Yep - you nailed it succinctly. If we choose option a., we'll be back where we are in about a generation, and won't even fall that far backwards in between.
If we choose option b., we're going to flame out like every other empire has. Expect a repeat of the Depression, except the conscription that helped clear the market (by making people surrender their unrealistic beliefs about how much they deserved to be paid) back then will be harder to justify, and the war necessary to create a public acceptance of conscription will be fought with nuclear weapons. Truly a dangerous path to follow.
Unfortunately, the U.S. I see right now is one that is highly likely to take path b.
|2.2.06 @ 11:05AM|#
he 70s gas crisis only needed a five percent reduction in supplies to make the economy go to hell.
I think it was the 5% cut that did it. It was the theat to cut OPEC supplies along with price increases. By the way, where did you get this 5% from?
|2.2.06 @ 11:05AM|#
Yeah, Quasibill, it will be B. Americans believe we have the unalienable right to live a certain way, and God help whoever we decide to blame when this lifestyle starts to fizzle out.
|2.2.06 @ 11:08AM|#
By the way, where did you get this 5% from?
Google, of course. But don't you worry your pretty little head about a thing--a country that contains five percent of the world population and consumes about twenty percent of the world's resources can certainly maintain that lifestyle indefinitely. Everything will be juuuuuuust fiiiiiine.
|2.2.06 @ 12:00PM|#
Google, of course.
Could you be more specific? Google indexes billion s of pages.

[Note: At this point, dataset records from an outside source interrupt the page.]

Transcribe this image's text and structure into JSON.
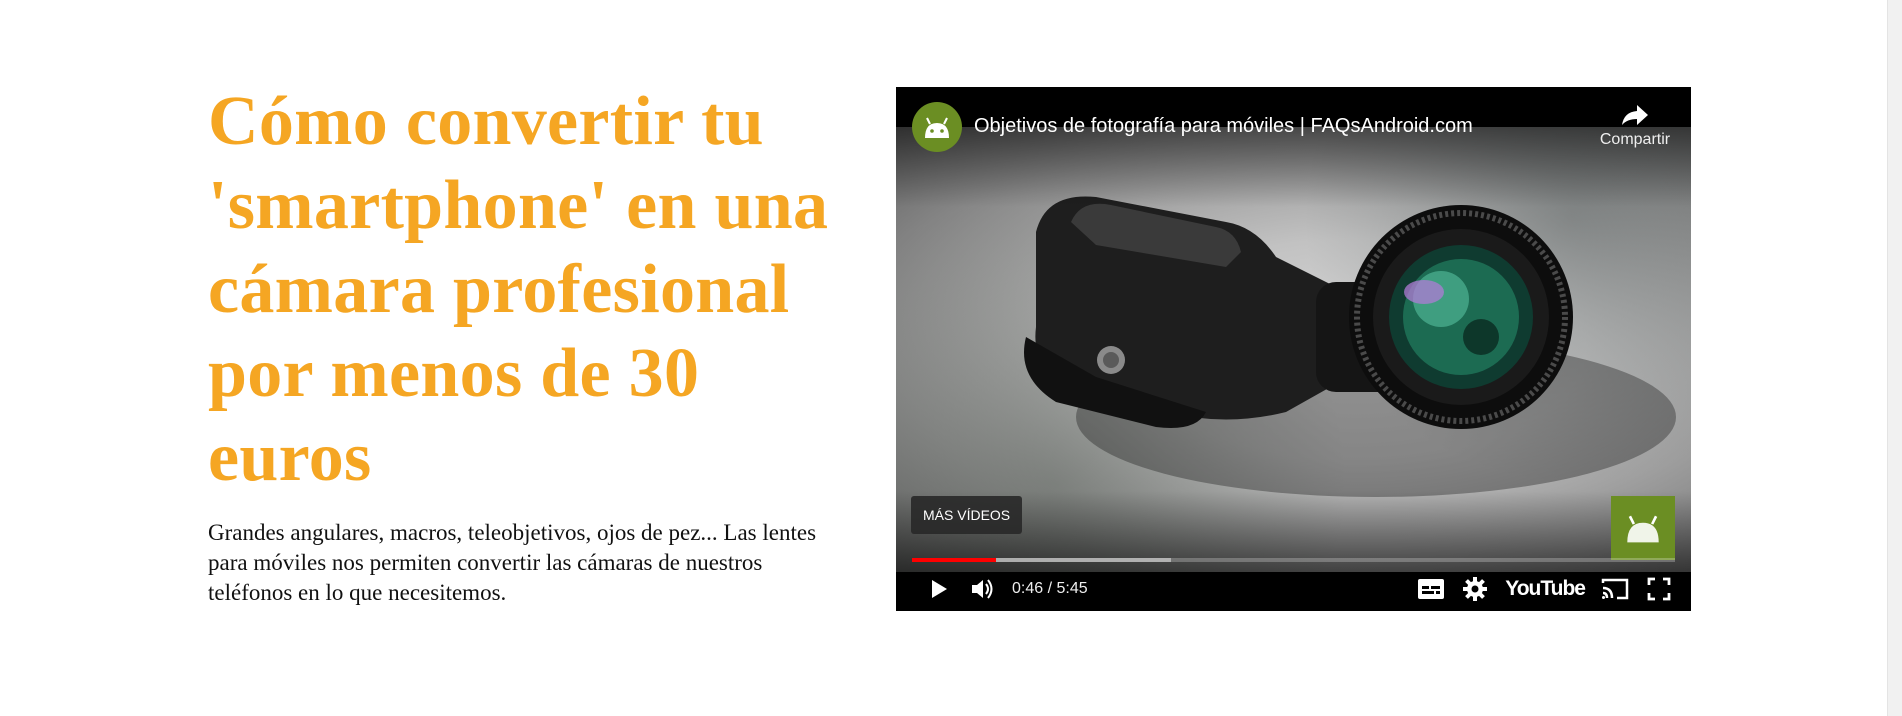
{
  "article": {
    "headline": "Cómo convertir tu 'smartphone' en una cámara profesional por menos de 30 euros",
    "summary": "Grandes angulares, macros, teleobjetivos, ojos de pez... Las lentes para móviles nos permiten convertir las cámaras de nuestros teléfonos en lo que necesitemos."
  },
  "player": {
    "title": "Objetivos de fotografía para móviles | FAQsAndroid.com",
    "share_label": "Compartir",
    "more_videos_label": "MÁS VÍDEOS",
    "time": "0:46 / 5:45",
    "brand_label": "YouTube",
    "progress_played": 0.11,
    "progress_buffered": 0.34,
    "icons": [
      "channel-avatar",
      "share-icon",
      "play-icon",
      "volume-icon",
      "subtitles-icon",
      "settings-icon",
      "cast-icon",
      "fullscreen-icon"
    ]
  },
  "colors": {
    "headline": "#f5a623",
    "progress_played": "#ff0000",
    "channel_green": "#6b8e23"
  }
}
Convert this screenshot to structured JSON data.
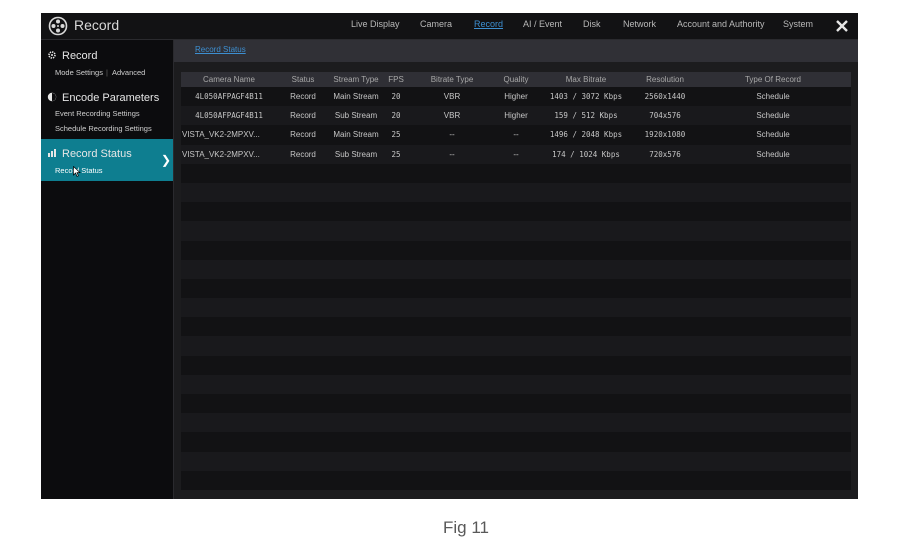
{
  "app": {
    "title": "Record"
  },
  "nav": [
    "Live Display",
    "Camera",
    "Record",
    "AI / Event",
    "Disk",
    "Network",
    "Account and Authority",
    "System"
  ],
  "sidebar": {
    "record": {
      "label": "Record",
      "subs": [
        "Mode Settings",
        "Advanced"
      ]
    },
    "encode": {
      "label": "Encode Parameters",
      "subs": [
        "Event Recording Settings",
        "Schedule Recording Settings"
      ]
    },
    "status": {
      "label": "Record Status",
      "subs": [
        "Record Status"
      ]
    }
  },
  "subtab": "Record Status",
  "table": {
    "headers": [
      "Camera Name",
      "Status",
      "Stream Type",
      "FPS",
      "Bitrate Type",
      "Quality",
      "Max Bitrate",
      "Resolution",
      "Type Of Record"
    ],
    "rows": [
      [
        "4L050AFPAGF4B11",
        "Record",
        "Main Stream",
        "20",
        "VBR",
        "Higher",
        "1403 / 3072 Kbps",
        "2560x1440",
        "Schedule"
      ],
      [
        "4L050AFPAGF4B11",
        "Record",
        "Sub Stream",
        "20",
        "VBR",
        "Higher",
        "159 / 512 Kbps",
        "704x576",
        "Schedule"
      ],
      [
        "VISTA_VK2-2MPXV...",
        "Record",
        "Main Stream",
        "25",
        "--",
        "--",
        "1496 / 2048 Kbps",
        "1920x1080",
        "Schedule"
      ],
      [
        "VISTA_VK2-2MPXV...",
        "Record",
        "Sub Stream",
        "25",
        "--",
        "--",
        "174 / 1024 Kbps",
        "720x576",
        "Schedule"
      ]
    ]
  },
  "caption": "Fig 11",
  "colors": {
    "accent": "#0e7e90",
    "link": "#3d8fd1",
    "background": "#0b0b0d"
  }
}
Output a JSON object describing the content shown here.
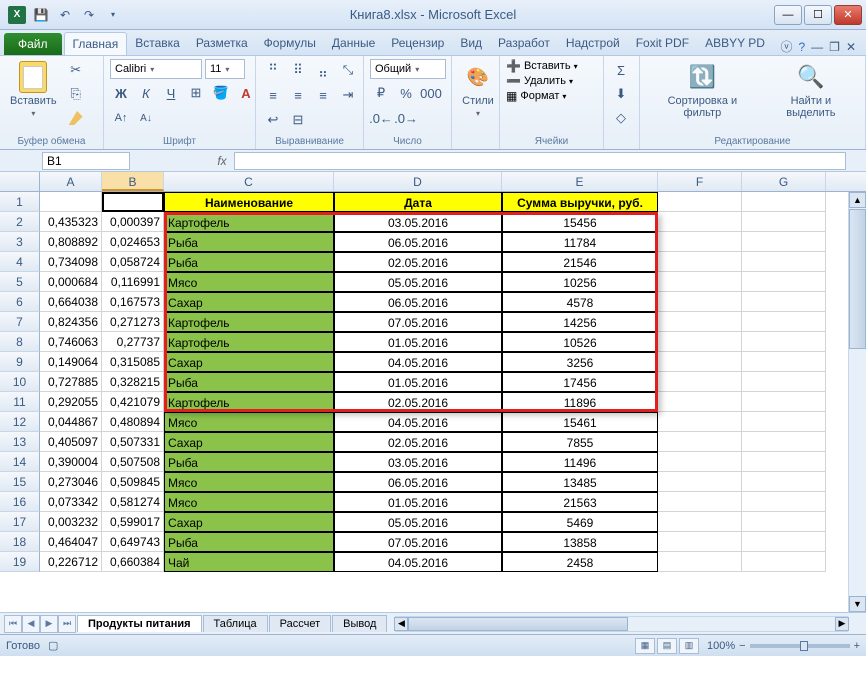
{
  "title": "Книга8.xlsx - Microsoft Excel",
  "file_tab": "Файл",
  "tabs": [
    "Главная",
    "Вставка",
    "Разметка",
    "Формулы",
    "Данные",
    "Рецензир",
    "Вид",
    "Разработ",
    "Надстрой",
    "Foxit PDF",
    "ABBYY PD"
  ],
  "active_tab": 0,
  "groups": {
    "clipboard": {
      "label": "Буфер обмена",
      "paste": "Вставить"
    },
    "font": {
      "label": "Шрифт",
      "name": "Calibri",
      "size": "11"
    },
    "align": {
      "label": "Выравнивание"
    },
    "number": {
      "label": "Число",
      "format": "Общий"
    },
    "styles": {
      "label": "",
      "btn": "Стили"
    },
    "cells": {
      "label": "Ячейки",
      "insert": "Вставить",
      "delete": "Удалить",
      "format": "Формат"
    },
    "editing": {
      "label": "Редактирование",
      "sort": "Сортировка и фильтр",
      "find": "Найти и выделить"
    }
  },
  "name_box": "B1",
  "columns": [
    "A",
    "B",
    "C",
    "D",
    "E",
    "F",
    "G"
  ],
  "selected_col": "B",
  "selected_cell": {
    "row": 1,
    "col": "B"
  },
  "header_row": {
    "C": "Наименование",
    "D": "Дата",
    "E": "Сумма выручки, руб."
  },
  "data_rows": [
    {
      "r": 2,
      "A": "0,435323",
      "B": "0,000397",
      "C": "Картофель",
      "D": "03.05.2016",
      "E": "15456"
    },
    {
      "r": 3,
      "A": "0,808892",
      "B": "0,024653",
      "C": "Рыба",
      "D": "06.05.2016",
      "E": "11784"
    },
    {
      "r": 4,
      "A": "0,734098",
      "B": "0,058724",
      "C": "Рыба",
      "D": "02.05.2016",
      "E": "21546"
    },
    {
      "r": 5,
      "A": "0,000684",
      "B": "0,116991",
      "C": "Мясо",
      "D": "05.05.2016",
      "E": "10256"
    },
    {
      "r": 6,
      "A": "0,664038",
      "B": "0,167573",
      "C": "Сахар",
      "D": "06.05.2016",
      "E": "4578"
    },
    {
      "r": 7,
      "A": "0,824356",
      "B": "0,271273",
      "C": "Картофель",
      "D": "07.05.2016",
      "E": "14256"
    },
    {
      "r": 8,
      "A": "0,746063",
      "B": "0,27737",
      "C": "Картофель",
      "D": "01.05.2016",
      "E": "10526"
    },
    {
      "r": 9,
      "A": "0,149064",
      "B": "0,315085",
      "C": "Сахар",
      "D": "04.05.2016",
      "E": "3256"
    },
    {
      "r": 10,
      "A": "0,727885",
      "B": "0,328215",
      "C": "Рыба",
      "D": "01.05.2016",
      "E": "17456"
    },
    {
      "r": 11,
      "A": "0,292055",
      "B": "0,421079",
      "C": "Картофель",
      "D": "02.05.2016",
      "E": "11896"
    },
    {
      "r": 12,
      "A": "0,044867",
      "B": "0,480894",
      "C": "Мясо",
      "D": "04.05.2016",
      "E": "15461"
    },
    {
      "r": 13,
      "A": "0,405097",
      "B": "0,507331",
      "C": "Сахар",
      "D": "02.05.2016",
      "E": "7855"
    },
    {
      "r": 14,
      "A": "0,390004",
      "B": "0,507508",
      "C": "Рыба",
      "D": "03.05.2016",
      "E": "11496"
    },
    {
      "r": 15,
      "A": "0,273046",
      "B": "0,509845",
      "C": "Мясо",
      "D": "06.05.2016",
      "E": "13485"
    },
    {
      "r": 16,
      "A": "0,073342",
      "B": "0,581274",
      "C": "Мясо",
      "D": "01.05.2016",
      "E": "21563"
    },
    {
      "r": 17,
      "A": "0,003232",
      "B": "0,599017",
      "C": "Сахар",
      "D": "05.05.2016",
      "E": "5469"
    },
    {
      "r": 18,
      "A": "0,464047",
      "B": "0,649743",
      "C": "Рыба",
      "D": "07.05.2016",
      "E": "13858"
    },
    {
      "r": 19,
      "A": "0,226712",
      "B": "0,660384",
      "C": "Чай",
      "D": "04.05.2016",
      "E": "2458"
    }
  ],
  "sheets": [
    "Продукты питания",
    "Таблица",
    "Рассчет",
    "Вывод"
  ],
  "active_sheet": 0,
  "status": "Готово",
  "zoom": "100%",
  "highlight_rows": {
    "from": 2,
    "to": 11
  },
  "chart_data": null
}
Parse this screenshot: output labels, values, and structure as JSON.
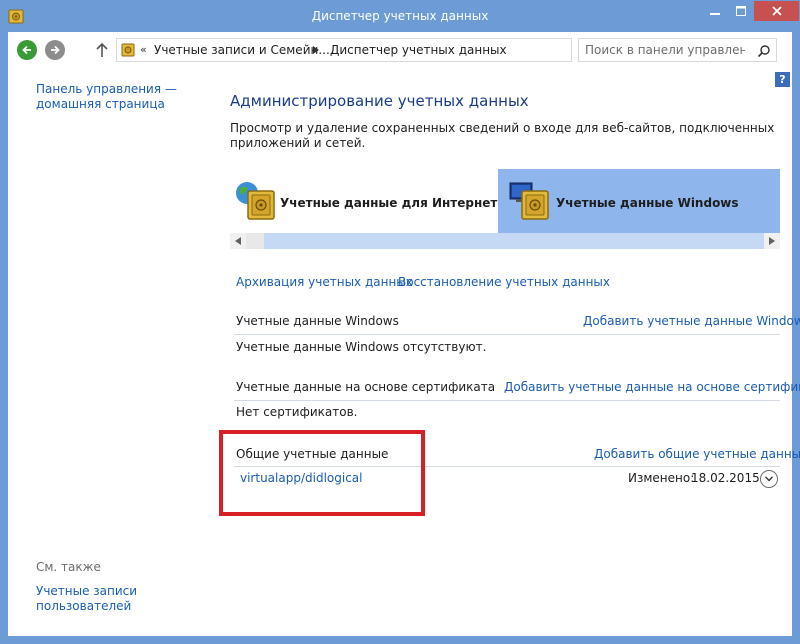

But don't you worry your pretty little head about a thing
I'm not sure what is this snarky comment is supposed to mean. You don't know anything about what is in my "pretty little head".
If you read my original post, I was saying that cutting 75% of 25% of something over 20 years isn't a big deal (translation: it could be done - reduce the middle east share by 1% every year).
|2.2.06 @ 1:09PM|#
"the 70s gas crisis only needed a five percent reduction in supplies to make the economy go to hell."
Well, there was the little matter of price caps that had a bit to do with it
|2.2.06 @ 10:46PM|#
kwais:
so, you're in favor of tax deductions for purchasers of hummers? (the civilian version of the humvee, not blowjobs) clearly, we're all in favor of making blowjobs taxdeductible.